韓国の家計債務、元利均等返済ではなく、毎月「利子だけ」支払う「満期一括償還方式」はどれくらいあるのか

韓国の家計債務の特徴の一つに、「満期が来るまで利子だけ返済する人が多い」ことがあります。すなわち満期一括償還方式のことで、韓国では「満期一時償還」と言います。2022年秋あたりから、家計債務の返済に所得の多くを使う人たちが話題になりました。家計債務のある世帯の場合、平均DSRが約40%家計債務がある世帯の場合、平均で所得の40%を債務の返済に使っている)とのことでして。家を購入した人たちの場合は60%という、とんでもない数値がいろいろと出てきました。でも、個人的に、もしそれが元利均等返済方式(元金も返済し続ける)なら、それでもまだいい方ではないだろうか、と思っています。

もともとは『ローンでマンションを買っておくと、そのマンションは値上がりするに決まっているから、後で売って、ローンを返し、他に住む家も買う(などなど)』を前提にしての動きなので、わざわざ元利均等返済にする必要がないという考えが強いわけです。普通、『請約(マンションを購入できる権利のことで、普通は抽選)』にあたると、急にその人は消費を増やすと言われています。そのマンションもローンで買うわけですが、まるで老後がすべて保障されたような考えのもと、むしろ消費を増やす・・そういういパターンにおいても、満期一括償還のほうが望ましい、そう思われているのかもしれません。

 

前から、この問題は指摘されてきました。特に信用ローン(担保なしで組んだローン)において、満期一括償還が多くて問題だ、と。いまはどれくらいの家計債務が満期一括償還方式なのか、ちょっと気になりました。結論から書きますと、もちろん確認できる範囲内でのことでしょうけど、京郷新聞の2023年7月17日の記事によると、満期一括償還方式は家計債務全体の53.7%です。「普段は返済しないが満期時に一度に返す満期一括返済方式のローンが多すぎるのも指摘された。2022年9月基準、全体の家計債務の半分を超える53.7%が満期一括償還方式だ」、と。記事にあるグラフを見てみると、2016年に46.7%だったので、増えています。2021年(54.1%)から2022年9月(53.7%)には少し下がっていますが、これはこの頃からローン審査が強化されたからでしょうか。

 

2018年データが引用されていますが、満期延長において、住宅担保ローンの満期延長率は58%、信用ローン(担保なし)は87%だった、という記述もあります。見方にもよりますが、満期が来てもちゃんと返せない人が多いという意味です。気のせいかもしれませんが、27日にお伝えした「エバーグリーン」化がここでも行われているのかもしれません。記事は韓国銀行の報告書を引用、「信用ローンの場合、償還するよりは満期到来時に再延長している」、「信用ローンを保有した借主は、定期的に『借り換え』のリスクがある(延長できない可能性がある)」 としています。12年前、まだ家計債務が1000兆ウォンを超えてなかった頃の「イーデイリー」の記事によると、当時の家計債務の約半分は信用ローンで、その9割は満期一括償還方式だった、とのことでして。

 

これは第1金融圏だけのデータですが、第2金融圏(貯蓄銀行など)、第3金融圏(貸金業者)は金利は高いけどローンのハードルは低いので、もっと多いかもしれません。いまは新規貸出にものすごく慎重になっていると聞きますが、12年前ならそんなこともなかったでしょう。さすがに今は元利均等返済方式の人たちが増えたと思いますが(政府がそういう誘導政策を行ったと聞いています)・・「信用ローンに限っての、満期一括償還方式比率」が最近どうなっているのかは確認できませんでした。
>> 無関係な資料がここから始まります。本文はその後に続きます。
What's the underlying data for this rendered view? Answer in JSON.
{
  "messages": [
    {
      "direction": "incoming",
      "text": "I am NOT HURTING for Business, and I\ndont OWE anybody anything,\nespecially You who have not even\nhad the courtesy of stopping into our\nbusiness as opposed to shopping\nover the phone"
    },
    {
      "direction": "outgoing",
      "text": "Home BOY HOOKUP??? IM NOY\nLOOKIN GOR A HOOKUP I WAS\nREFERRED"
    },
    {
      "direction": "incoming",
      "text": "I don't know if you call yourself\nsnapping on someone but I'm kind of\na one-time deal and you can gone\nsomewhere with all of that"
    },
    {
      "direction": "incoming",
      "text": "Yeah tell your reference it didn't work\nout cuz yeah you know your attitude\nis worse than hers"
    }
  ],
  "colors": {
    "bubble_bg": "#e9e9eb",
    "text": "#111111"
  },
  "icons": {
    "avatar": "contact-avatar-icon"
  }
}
ただ、信用ローンとは範囲が異なりますが、傳貰(ジョンセ、家を借りるシステム)保証金に関する内容は確認できました。傳貰保証金は契約期間(普通は2年)が終わると返してもらう前提なので、満期一括償還で借りる人が多いです。京郷新聞の別の記事(2023年11月9日)によると、傳貰保証金用のローンだと用途が確認できるローンの場合、73%が満期一括償還方式です。言い換えれば、大家さんが保証金をちゃんと返してくれないと、どうやって満期一括償還するのでしょうか。先の「傳貰用だと確認できる」だけでも、160兆ウォンを超えています(第1金融圏だけ)。全体としては、800兆ウォンとも1000兆ウォンとも言われていますが、『個人間の取引』とされ、公式集計はまだありません。